The color of the primers of the actual bullets was silver. Primeau was tasked with determining which colors were visible in the footage from previous days, notably in the ammo belt across Baldwin's chest ― a more difficult challenge than it might seem.

This file handout photo released April 25, 2022 courtesy of Santa Fe County Sheriff's Office and part of the investigative files, shows actor Alec Baldwin being processed after the death of cinematographer Halyna Hutchins on the set of the film "Rust".
This file handout photo released April 25, 2022 courtesy of Santa Fe County Sheriff's Office and part of the investigative files, shows actor Alec Baldwin being processed after the death of cinematographer Halyna Hutchins on the set of the film "Rust".

Across 60 to 80 hours of investigating and experimenting, he said, he learned how each of the cameras captured light and color, and "whether they could change those values through concepts like compression."

Part of his process involved chroma subsampling, described on one video networking company's website as "a type of compression that reduces the color information in a signal in favor of luminance data in order to reduce bandwidth usage without significantly affecting picture quality."

Knowing what that means and how it applies helped Primeau collect a $15,000 fee, a number brought out in questioning by the defense to suggest that damning testimony was purchased.

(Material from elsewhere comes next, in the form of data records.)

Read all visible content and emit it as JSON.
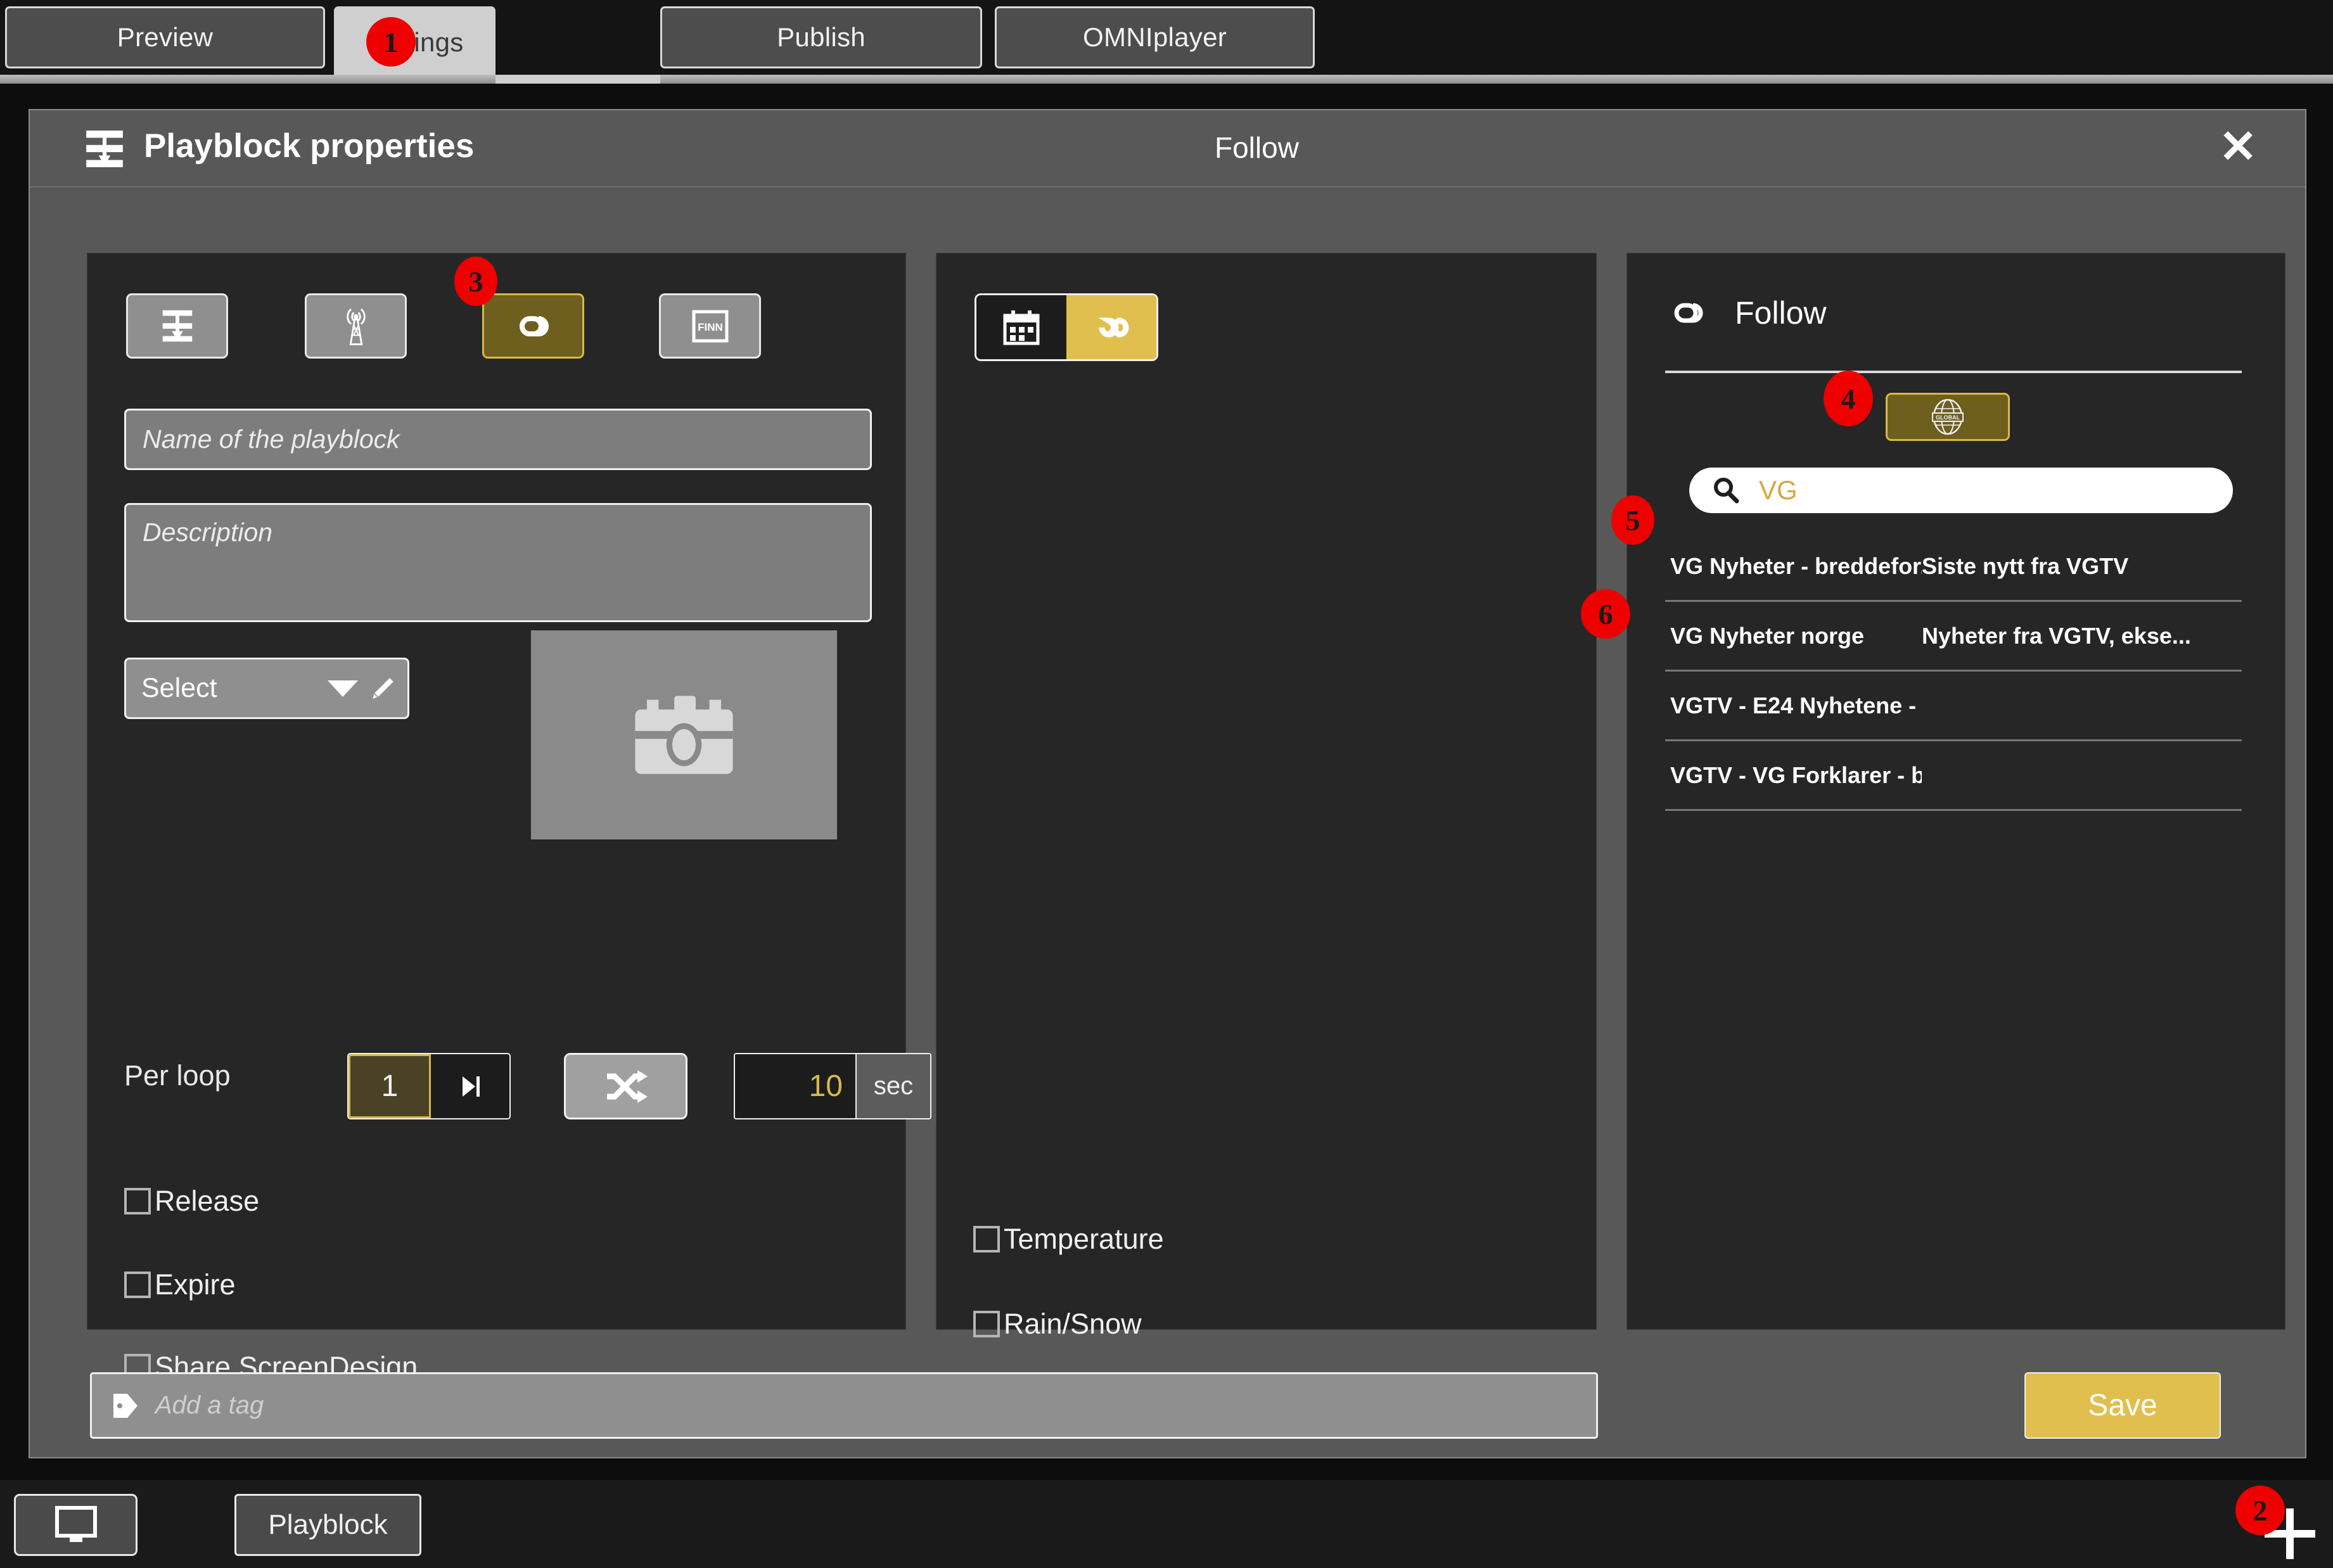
{
  "tabs": [
    {
      "label": "Preview",
      "active": false
    },
    {
      "label": "Settings",
      "active": true
    },
    {
      "label": "Publish",
      "active": false
    },
    {
      "label": "OMNIplayer",
      "active": false
    }
  ],
  "dialog": {
    "title": "Playblock properties",
    "subtitle": "Follow",
    "close_label": "✕"
  },
  "left_panel": {
    "mode_buttons": [
      {
        "name": "playblock-icon",
        "selected": false
      },
      {
        "name": "broadcast-tower-icon",
        "selected": false
      },
      {
        "name": "link-icon",
        "selected": true
      },
      {
        "name": "finn-icon",
        "selected": false,
        "text": "FINN"
      }
    ],
    "name_placeholder": "Name of the playblock",
    "description_placeholder": "Description",
    "select_label": "Select",
    "per_loop_label": "Per loop",
    "per_loop_value": "1",
    "duration_value": "10",
    "duration_unit": "sec",
    "checkboxes": [
      {
        "label": "Release",
        "checked": false
      },
      {
        "label": "Expire",
        "checked": false
      },
      {
        "label": "Share ScreenDesign",
        "checked": false
      }
    ]
  },
  "mid_panel": {
    "schedule_toggle": [
      {
        "icon": "calendar-icon",
        "selected": false
      },
      {
        "icon": "infinity-icon",
        "selected": true
      }
    ],
    "checkboxes": [
      {
        "label": "Temperature",
        "checked": false
      },
      {
        "label": "Rain/Snow",
        "checked": false
      }
    ]
  },
  "right_panel": {
    "heading": "Follow",
    "global_button_label": "GLOBAL",
    "search_value": "VG",
    "results": [
      {
        "title": "VG Nyheter - breddefor...",
        "subtitle": "Siste nytt fra VGTV"
      },
      {
        "title": "VG Nyheter norge",
        "subtitle": "Nyheter fra VGTV, ekse..."
      },
      {
        "title": "VGTV - E24 Nyhetene - ...",
        "subtitle": ""
      },
      {
        "title": "VGTV - VG Forklarer - br...",
        "subtitle": ""
      }
    ]
  },
  "footer": {
    "tag_placeholder": "Add a tag",
    "save_label": "Save"
  },
  "taskbar": {
    "monitor_icon": "monitor-icon",
    "playblock_label": "Playblock",
    "plus_icon": "plus-icon"
  },
  "markers": {
    "m1": "1",
    "m2": "2",
    "m3": "3",
    "m4": "4",
    "m5": "5",
    "m6": "6"
  },
  "colors": {
    "accent_gold": "#e0bf4e",
    "selected_olive": "#6e5f1f",
    "dialog_bg": "#585858",
    "panel_bg": "#262626",
    "marker_red": "#ee0000"
  }
}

Subtract expenses from the total, Primeau noted, divide by the number of hours he worked, and he earned far less than the hourly rates of the junior associates at a big-city law firm.

What he concluded was that "there were large gaps in various places where the armorist, the expert, was not maintaining protocol."

In short: Wrong rounds, wrong places, and not just on the day of the shooting.

Preparation and satisfaction

Primeau had braced for a long and brutal cross-examination.

"I had pages and pages prepared," he said, and he had asked several colleagues to pepper him the way a rabid defense attorney would.

As it turned out, the questioning was mild. He was off the witness stand in less than half an hour total, and when the defense presented its case, it did not call a competing expert to dispute his assessment.

The jury needed only two hours to return its verdict of guilty. Gutierrez-Reed faces up to 18 months in prison when she is sentenced.

Primeau is pleased, he said, but that has nothing to do with the outcome of the case.

"My satisfaction," he explained, "came from making all the technical components clear, educating the jury that these were the things they needed to know and understand when they were going to make their decision."

As for "Rust," it started filming again in April 2023 and finished early the next month.

Baldwin plays an aging outlaw named Harland Rust who comes out of hiding in 1880s Kansas to help his 13-year-old grandson.

The boy has been sentenced to hang for murder, but he says it was an accident.